高齢者介護の実態に詳しい北京航空航天大学人文社会科学学院の劉亜娜教授は、10月17日、上海市の長益公益基金会主催の座談会でそう述べた。

中国における高齢者介護は、伝統的に各家庭単位でのケアが基本になっていた。しかし近年、世帯構成の核家族化や農村部の過疎化が進むとともに、親の介護を子ども世代に頼ることが困難になりつつある。

伝統的な家族介護は限界

中国民政省が2022年に発表したデータによれば、中国の高齢者人口に占める1人暮らしまたは夫婦のみの2人暮らしの比率はすでに半数を超え、一部の大都市や農村部では7割を超えるところもある。

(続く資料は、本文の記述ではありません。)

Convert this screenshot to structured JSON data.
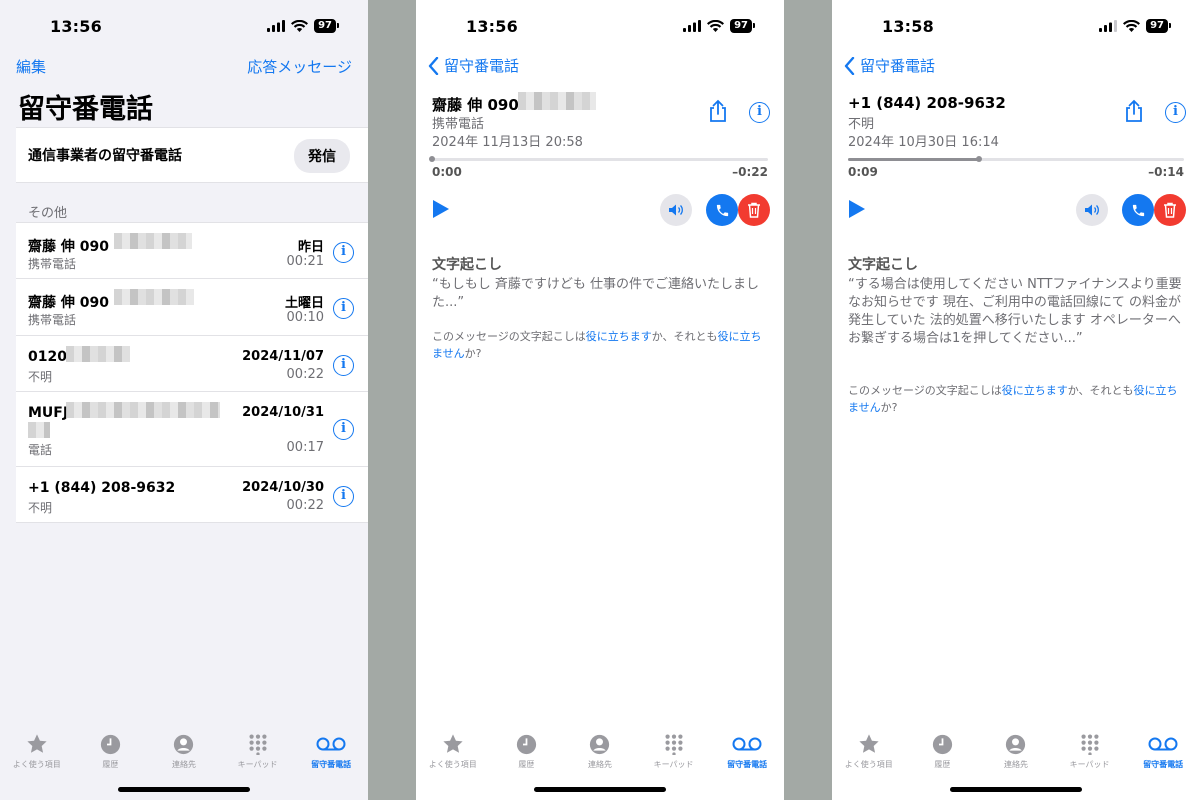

そんななか、配偶者と子どもを主体とする家族介護の限界を補うべく、地域コミュティを主体にした(介護サービスを近隣住民同士の助け合いで提供する)「相互ケア」の推進が提唱されている。

2022年2月、中国国務院は第14次五カ年計画(2021~2025年)期間における「国家主導の高齢者事業の発展と介護サービス体系に関する計画」を発表。そのなかで、特に(公共インフラが脆弱な)農村部での相互ケアの推進を念頭に、村レベルの地域互助センターや農村養老院を拠点にした高齢者介護のサービス・ネットワークの構築に言及した。